Christian Larsen - Gatineau, le 3 octobre 2011  5 octobre 2011  Actualités sur l'environnement
Pierre Dansereau, que j'ai connu et fréquenté à Percé, dans les années 60, a sans doute été l'homme le plus heureux et le plus complet qu'il m'ait été donné de rencontrer dans ma vie.

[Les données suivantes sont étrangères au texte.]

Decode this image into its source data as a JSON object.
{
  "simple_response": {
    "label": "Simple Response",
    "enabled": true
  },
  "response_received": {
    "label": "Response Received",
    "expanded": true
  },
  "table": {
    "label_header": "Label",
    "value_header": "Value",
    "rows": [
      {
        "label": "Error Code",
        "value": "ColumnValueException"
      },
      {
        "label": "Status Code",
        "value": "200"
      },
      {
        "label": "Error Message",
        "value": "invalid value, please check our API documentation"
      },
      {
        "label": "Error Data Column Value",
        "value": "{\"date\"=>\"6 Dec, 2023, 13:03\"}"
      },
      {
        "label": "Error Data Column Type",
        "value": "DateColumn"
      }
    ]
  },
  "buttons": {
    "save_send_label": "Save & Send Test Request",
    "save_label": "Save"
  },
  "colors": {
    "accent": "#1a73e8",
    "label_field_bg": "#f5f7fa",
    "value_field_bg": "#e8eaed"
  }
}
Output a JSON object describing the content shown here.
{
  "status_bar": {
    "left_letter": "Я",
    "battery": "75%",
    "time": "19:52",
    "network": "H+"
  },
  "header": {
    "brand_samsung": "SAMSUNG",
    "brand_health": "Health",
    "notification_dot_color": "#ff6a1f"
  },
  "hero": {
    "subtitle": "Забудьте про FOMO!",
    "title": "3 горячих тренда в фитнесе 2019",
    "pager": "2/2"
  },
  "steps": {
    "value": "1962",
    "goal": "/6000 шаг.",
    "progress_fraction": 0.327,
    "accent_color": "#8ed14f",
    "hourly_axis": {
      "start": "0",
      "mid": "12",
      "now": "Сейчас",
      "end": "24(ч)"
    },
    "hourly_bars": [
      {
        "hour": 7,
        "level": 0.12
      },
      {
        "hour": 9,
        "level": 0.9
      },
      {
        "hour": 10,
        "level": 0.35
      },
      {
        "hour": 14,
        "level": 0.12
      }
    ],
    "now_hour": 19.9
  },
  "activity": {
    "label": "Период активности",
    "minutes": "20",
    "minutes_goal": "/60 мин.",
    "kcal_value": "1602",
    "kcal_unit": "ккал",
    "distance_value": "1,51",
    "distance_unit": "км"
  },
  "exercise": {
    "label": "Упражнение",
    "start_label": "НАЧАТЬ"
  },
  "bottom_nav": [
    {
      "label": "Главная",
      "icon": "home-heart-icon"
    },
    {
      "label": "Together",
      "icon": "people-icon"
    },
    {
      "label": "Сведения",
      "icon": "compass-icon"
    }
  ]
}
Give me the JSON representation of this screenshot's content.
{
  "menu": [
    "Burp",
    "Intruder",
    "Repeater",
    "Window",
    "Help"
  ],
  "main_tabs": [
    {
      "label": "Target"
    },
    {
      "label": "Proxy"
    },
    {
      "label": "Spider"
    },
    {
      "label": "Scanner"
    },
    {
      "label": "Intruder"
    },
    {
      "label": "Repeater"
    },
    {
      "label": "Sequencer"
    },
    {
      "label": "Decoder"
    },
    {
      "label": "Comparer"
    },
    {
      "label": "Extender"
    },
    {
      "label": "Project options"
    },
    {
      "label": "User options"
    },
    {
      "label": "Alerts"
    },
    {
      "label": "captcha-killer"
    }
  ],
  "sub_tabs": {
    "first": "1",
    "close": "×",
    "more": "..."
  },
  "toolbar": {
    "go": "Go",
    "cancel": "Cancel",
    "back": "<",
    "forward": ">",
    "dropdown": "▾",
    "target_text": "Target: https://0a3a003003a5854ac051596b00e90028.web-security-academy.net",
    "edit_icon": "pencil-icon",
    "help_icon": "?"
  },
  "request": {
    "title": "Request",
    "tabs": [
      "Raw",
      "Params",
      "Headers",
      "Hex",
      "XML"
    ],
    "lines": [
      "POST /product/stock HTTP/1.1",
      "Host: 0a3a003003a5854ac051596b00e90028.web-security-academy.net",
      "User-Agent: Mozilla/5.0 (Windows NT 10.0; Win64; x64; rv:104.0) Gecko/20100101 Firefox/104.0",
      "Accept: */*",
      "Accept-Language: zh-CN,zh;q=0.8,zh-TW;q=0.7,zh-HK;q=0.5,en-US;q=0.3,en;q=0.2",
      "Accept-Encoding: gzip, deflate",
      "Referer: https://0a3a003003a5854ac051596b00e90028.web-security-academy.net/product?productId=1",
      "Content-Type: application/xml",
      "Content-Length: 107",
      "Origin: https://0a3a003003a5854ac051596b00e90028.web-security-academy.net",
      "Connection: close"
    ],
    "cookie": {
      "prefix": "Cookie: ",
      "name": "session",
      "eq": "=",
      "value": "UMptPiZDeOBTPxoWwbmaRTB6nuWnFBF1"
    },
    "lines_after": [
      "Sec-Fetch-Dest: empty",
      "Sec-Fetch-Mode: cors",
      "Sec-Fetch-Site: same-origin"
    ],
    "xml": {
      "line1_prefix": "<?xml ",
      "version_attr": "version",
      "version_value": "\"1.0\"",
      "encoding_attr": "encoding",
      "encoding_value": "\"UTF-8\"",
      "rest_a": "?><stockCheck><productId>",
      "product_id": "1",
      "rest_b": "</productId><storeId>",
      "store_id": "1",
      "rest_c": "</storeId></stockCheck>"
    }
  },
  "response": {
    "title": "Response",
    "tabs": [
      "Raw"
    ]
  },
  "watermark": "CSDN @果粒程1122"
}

Coiffé de son éternelle tuque portugaise, pour tromper sa calvitie, Pierre était d'une bonne humeur contagieuse. Je le voyais à Percé, entouré d'une équipe de jeunes chercheurs, courant les bois et les berges, auréolé de titres prestigieux, mais toujours d'une simplicité et d'une gentillesse remarquables.

Comme il m'avait entendu chanter mes chansons chez Solange Chaput-Rolland, il me proposa les paroles d'une chanson à mettre en musique intitulée Toasts et café. C'était là une autre corde à son arc. Quelques années plus tard, il se mit à peindre, et ses toiles de fous de Bassan de l'île Bonaventure étaient remarquables.

Comme je le félicitais un jour de toute sa science, il me dit une parole que je n'ai jamais oubliée: «Sachez, cher ami, que ce que je sais, c'est très peu en regard de ce que je ne sais pas!»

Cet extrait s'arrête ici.